If you want to piss away torque and power because you are too lazy to do the work or too obtuse to learn that’s on you.

I’ll continue to jump in and try and teach people the correct way to tune. It’s harder to do and it takes more time, effort and work to do it.

I’ll break it down as simply as I can.

You really need to get on an engine dyno (not a chassis dyno because you can’t load the engine) and find BEST torque at every 1000 rpm.

Then you need a distributor machine so you can get the curve in the distributor to match what the engine told you it wants on the dyno.

Just changing springs and stopping the curve isn’t getting a curve.

You see Bewy, I’ve LEARNED that engines, ALL ENGINES want LESS timing at and around peak torque and MORE timing at and around peak power.

That is the physics of it. I know you understand this, which means you are either so bull headed or lazy or both that you ignore the facts and continue to give out bad advice.

My advice for anyone building an engine is this, and it’s not easy, quick or cheap.

Measure to verify your compression ratio. Using published piston volumes is not accurate enough.

Make big boy decisions about your build. If you want a “top fuel” idle then live with the results. You will have an engine with shitty performance that is a nightmare to tune. Fuel mileage will be hideous.

In my opinion, once the giggles of the idle wears off the big cam, low compression engine will still be exactly what it is. A fuel burning, low performance pig.

You need to match your compression ratio to your cam timing. If you do that, you won’t need 30 plus degrees of initial timing to get even a decent idle.
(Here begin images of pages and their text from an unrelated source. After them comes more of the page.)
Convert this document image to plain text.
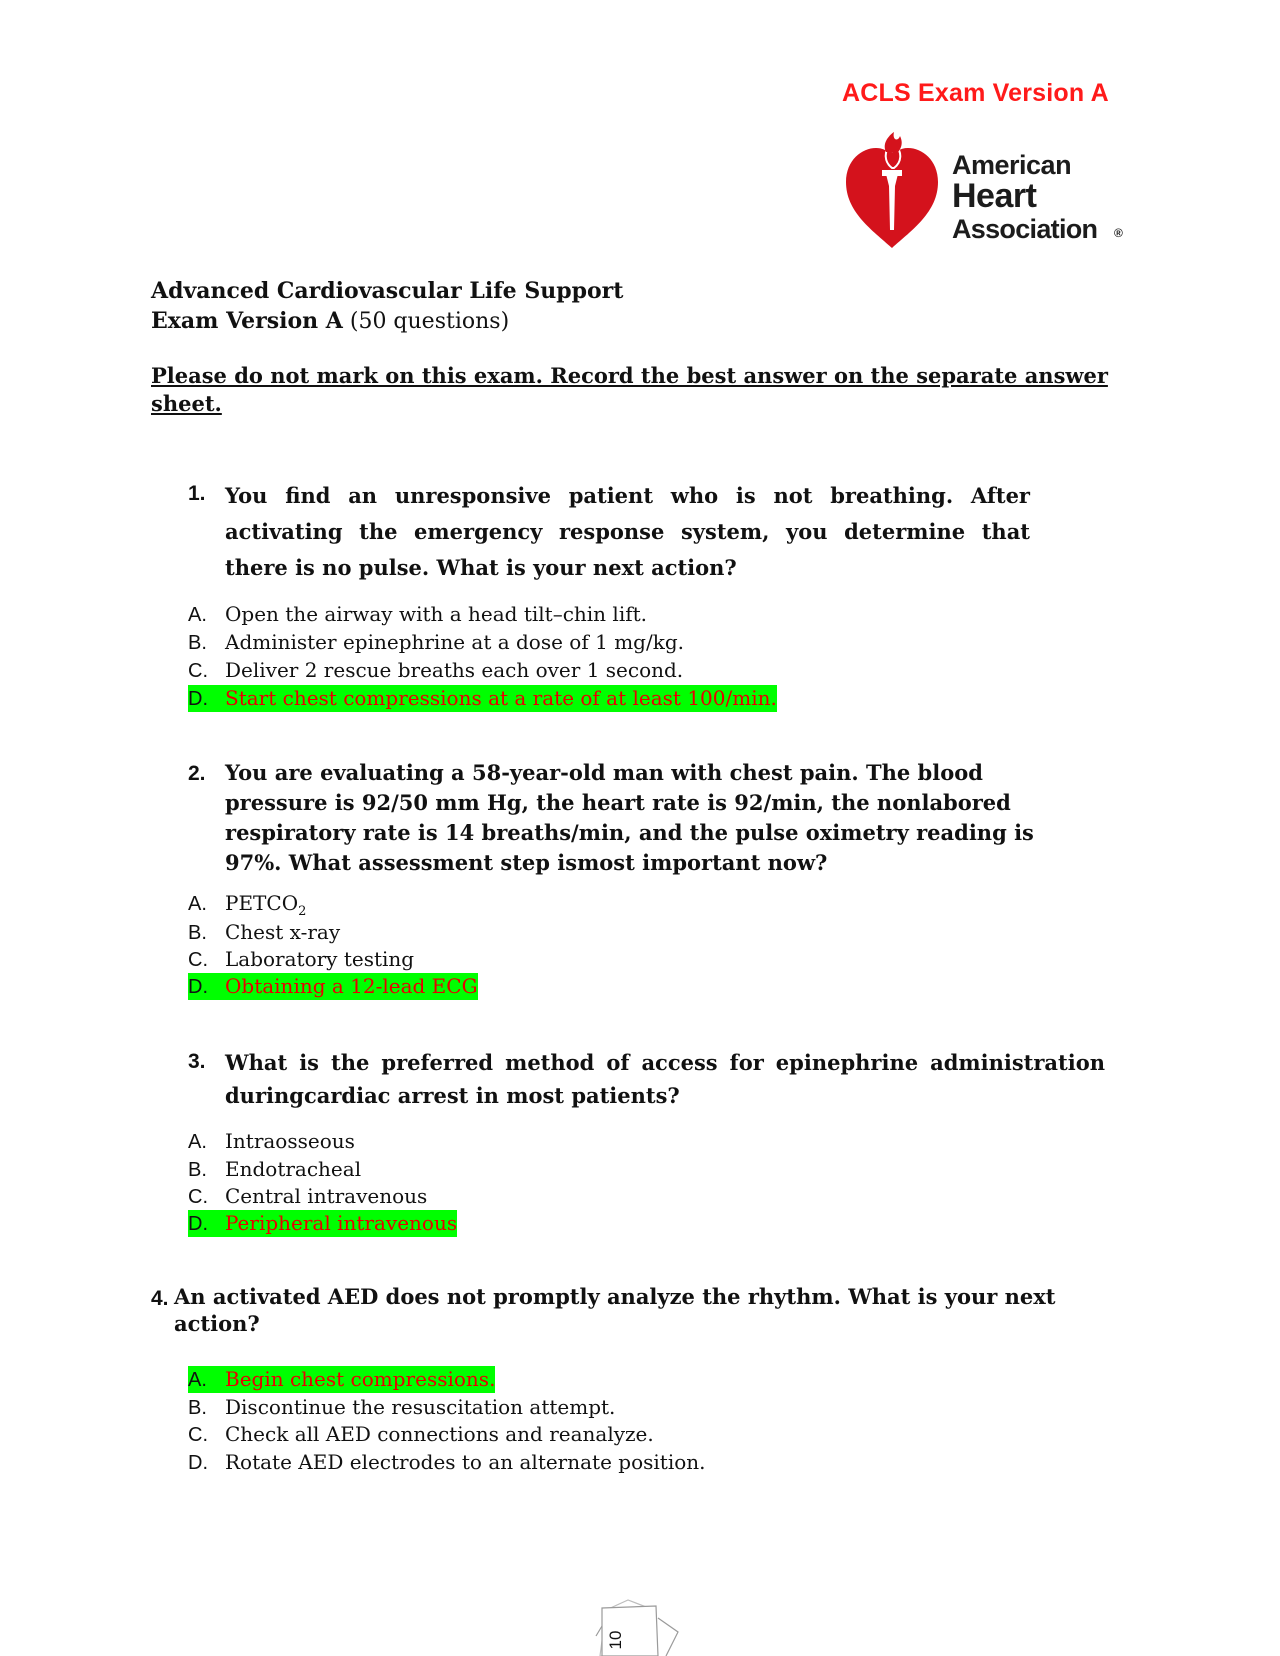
ACLS Exam Version A
American
Heart
Association ®
Advanced Cardiovascular Life Support
Exam Version A (50 questions)
Please do not mark on this exam. Record the best answer on the separate answer sheet.
1. You find an unresponsive patient who is not breathing. After activating the emergency response system, you determine that there is no pulse. What is your next action?
A. Open the airway with a head tilt–chin lift.
B. Administer epinephrine at a dose of 1 mg/kg.
C. Deliver 2 rescue breaths each over 1 second.
D. Start chest compressions at a rate of at least 100/min.
2. You are evaluating a 58-year-old man with chest pain. The blood pressure is 92/50 mm Hg, the heart rate is 92/min, the nonlabored respiratory rate is 14 breaths/min, and the pulse oximetry reading is 97%. What assessment step ismost important now?
A. $PETCO_2$
B. Chest x-ray
C. Laboratory testing
D. Obtaining a 12-lead ECG
3. What is the preferred method of access for epinephrine administration duringcardiac arrest in most patients?
A. Intraosseous
B. Endotracheal
C. Central intravenous
D. Peripheral intravenous
4. An activated AED does not promptly analyze the rhythm. What is your next action?
A. Begin chest compressions.
B. Discontinue the resuscitation attempt.
C. Check all AED connections and reanalyze.
D. Rotate AED electrodes to an alternate position.
10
The engine will burn the fuel much more efficiently, run cooler and use LESS timing (which reduces pumping losses) and fuel consumption will be less. Most times far less timing.

The engine will be more sensitive to header tuning.

The expansion ratio is higher with higher compression. That makes more power.

It’s simple really. Low compression, big cam engines are a loser on every count except idle.
You touch on what I call myself. I'm a learner, not a tuner. Calling yourself a tuner implies you know what to do in all situations. I don't think that's possible, because no matter what, there's ALWAYS something outside the box that trips you up and makes you LEARN. That's why I like to say I'm a learner. There's always new stuff to learn.